Mark Hamill’s Carrie Fisher Tribute: “Making Her Laugh Was a Badge of Honor” (Guest Column)

"She was a handful, but my life would have been so much drabber if she hadn't been my friend," Hamill writes in a remembrance of his late 'Star Wars' co-star.
Albert L. Ortega/Gettyimages
Carrie Fisher and Mark Hamill
Carrie and I occupied a unique area in each other’s lives. It was like we were in a garage band together that somehow hit it huge. We had no idea the impact Star Wars would have on the world. I remember we were out on tour right before the movie opened. By the time we got to Chicago, there was a crowd at the airport. I said, ‘Hey look, you guys, there must be somebody famous on the plane.” I was looking around to see who it might be. And then in the crowd I saw a kid dressed in a Han Solo vest. Then I saw a girl dressed like Princess Leia. I said, “Oh my God, look, Carrie, there’s somebody dressed just like you. She’s got the buns on her head!”The first time I met Carrie was at dinner in London before we started filming together. I had been the first one to go over to Africa with Sir Alec Guinness and the robots, to do all the desert planet stuff, then I came back to London and then Harrison Ford came over. Carrie was the last piece in the puzzle to come to London. So I said to the production office, “I’d like to meet her before we work together.” They worked out that we’d meet for dinner. You know, she was 19 years old at the time. I was a worldly 24. So I was thinking, “Oh my God, it’ll be like working with a high school kid.” But I was just bowled over. I mean she was just so instantly ingratiating and funny and outspoken. She had a way of just being so brutally candid. I’d just met her but it was like talking to a person you’d known for 10 years. She was telling me stuff about her stepfather, about her mom, about Eddie Fisher — it was just harrowing in its detail. I kept thinking, “Should I know this?” I mean, I wouldn’t have shared that with somebody that I had trusted for years and years and years. But she was the opposite. She just sucked you into her world.

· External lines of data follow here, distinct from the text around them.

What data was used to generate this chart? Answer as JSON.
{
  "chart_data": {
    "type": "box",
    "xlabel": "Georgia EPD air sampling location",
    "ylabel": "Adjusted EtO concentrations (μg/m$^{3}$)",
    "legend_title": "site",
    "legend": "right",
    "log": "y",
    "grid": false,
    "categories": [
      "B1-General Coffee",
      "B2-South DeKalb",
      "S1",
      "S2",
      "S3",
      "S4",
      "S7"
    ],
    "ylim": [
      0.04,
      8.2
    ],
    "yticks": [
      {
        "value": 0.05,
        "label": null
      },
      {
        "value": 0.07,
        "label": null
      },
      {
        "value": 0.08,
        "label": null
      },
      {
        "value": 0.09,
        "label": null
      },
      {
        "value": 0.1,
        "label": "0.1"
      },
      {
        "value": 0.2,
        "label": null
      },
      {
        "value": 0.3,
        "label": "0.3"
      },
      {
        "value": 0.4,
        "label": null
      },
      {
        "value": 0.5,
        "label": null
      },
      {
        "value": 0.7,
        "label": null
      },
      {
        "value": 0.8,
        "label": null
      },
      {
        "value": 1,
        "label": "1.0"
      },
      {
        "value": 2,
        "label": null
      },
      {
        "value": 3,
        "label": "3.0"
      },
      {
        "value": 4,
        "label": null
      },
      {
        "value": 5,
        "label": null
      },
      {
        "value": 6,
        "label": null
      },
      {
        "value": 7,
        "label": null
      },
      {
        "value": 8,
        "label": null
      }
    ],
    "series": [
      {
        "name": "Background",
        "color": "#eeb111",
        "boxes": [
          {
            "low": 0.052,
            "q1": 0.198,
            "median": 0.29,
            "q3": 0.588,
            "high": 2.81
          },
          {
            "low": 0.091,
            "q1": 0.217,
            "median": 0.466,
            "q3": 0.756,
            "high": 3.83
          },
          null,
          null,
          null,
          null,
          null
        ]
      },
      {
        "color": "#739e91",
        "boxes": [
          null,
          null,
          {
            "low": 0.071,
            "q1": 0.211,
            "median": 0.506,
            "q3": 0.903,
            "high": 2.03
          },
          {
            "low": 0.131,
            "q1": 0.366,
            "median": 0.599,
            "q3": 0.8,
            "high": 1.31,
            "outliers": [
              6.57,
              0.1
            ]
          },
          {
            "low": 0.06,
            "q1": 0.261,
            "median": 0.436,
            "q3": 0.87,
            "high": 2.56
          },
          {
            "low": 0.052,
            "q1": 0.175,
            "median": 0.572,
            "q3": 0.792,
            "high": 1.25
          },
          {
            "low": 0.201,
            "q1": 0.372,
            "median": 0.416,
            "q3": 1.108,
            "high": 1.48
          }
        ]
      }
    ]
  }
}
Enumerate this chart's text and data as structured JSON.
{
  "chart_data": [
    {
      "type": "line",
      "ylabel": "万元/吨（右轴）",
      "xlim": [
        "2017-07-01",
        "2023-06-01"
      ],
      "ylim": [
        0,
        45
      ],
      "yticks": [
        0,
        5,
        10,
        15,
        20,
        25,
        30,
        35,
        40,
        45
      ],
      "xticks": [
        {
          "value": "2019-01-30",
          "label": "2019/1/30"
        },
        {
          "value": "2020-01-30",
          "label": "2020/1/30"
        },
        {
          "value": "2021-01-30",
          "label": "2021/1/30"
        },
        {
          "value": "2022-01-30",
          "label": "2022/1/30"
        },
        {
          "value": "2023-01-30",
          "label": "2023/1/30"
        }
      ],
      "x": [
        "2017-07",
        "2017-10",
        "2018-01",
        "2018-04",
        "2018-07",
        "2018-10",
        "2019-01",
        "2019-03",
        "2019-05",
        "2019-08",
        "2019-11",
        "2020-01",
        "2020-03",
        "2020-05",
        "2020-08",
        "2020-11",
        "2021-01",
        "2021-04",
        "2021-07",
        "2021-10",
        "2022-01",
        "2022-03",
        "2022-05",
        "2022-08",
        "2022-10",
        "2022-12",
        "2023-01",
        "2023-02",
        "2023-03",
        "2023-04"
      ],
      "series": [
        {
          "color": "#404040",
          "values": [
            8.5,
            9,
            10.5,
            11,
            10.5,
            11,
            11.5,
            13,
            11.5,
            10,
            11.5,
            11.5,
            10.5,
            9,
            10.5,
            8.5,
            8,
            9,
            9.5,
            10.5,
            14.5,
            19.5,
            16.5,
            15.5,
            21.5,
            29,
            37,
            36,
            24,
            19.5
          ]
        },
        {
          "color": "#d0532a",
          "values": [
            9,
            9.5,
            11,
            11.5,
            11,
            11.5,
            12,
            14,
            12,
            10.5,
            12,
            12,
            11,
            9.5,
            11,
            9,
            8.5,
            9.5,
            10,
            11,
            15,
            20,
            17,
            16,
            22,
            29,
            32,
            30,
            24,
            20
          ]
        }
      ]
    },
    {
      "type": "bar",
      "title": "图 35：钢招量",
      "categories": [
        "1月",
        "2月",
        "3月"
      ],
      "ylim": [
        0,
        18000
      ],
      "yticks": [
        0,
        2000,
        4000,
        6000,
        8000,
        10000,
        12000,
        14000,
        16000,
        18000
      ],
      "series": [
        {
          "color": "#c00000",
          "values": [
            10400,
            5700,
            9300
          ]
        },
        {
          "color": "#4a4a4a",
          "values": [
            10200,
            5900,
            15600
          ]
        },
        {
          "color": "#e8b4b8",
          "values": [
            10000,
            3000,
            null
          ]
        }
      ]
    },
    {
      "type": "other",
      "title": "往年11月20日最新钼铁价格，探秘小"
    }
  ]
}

I was so middle class. Growing up, the closest thing to a celebrity we had was our next door neighbor, who was a baggage handler who returned Jerry Lewis’ wallet that fell on the tarmac in San Diego. But Carrie was something completely different. She dropped out of high school to be in the chorus of Irene on Broadway. I was just in awe of her.

She was so committed to joy and fun and embracing life.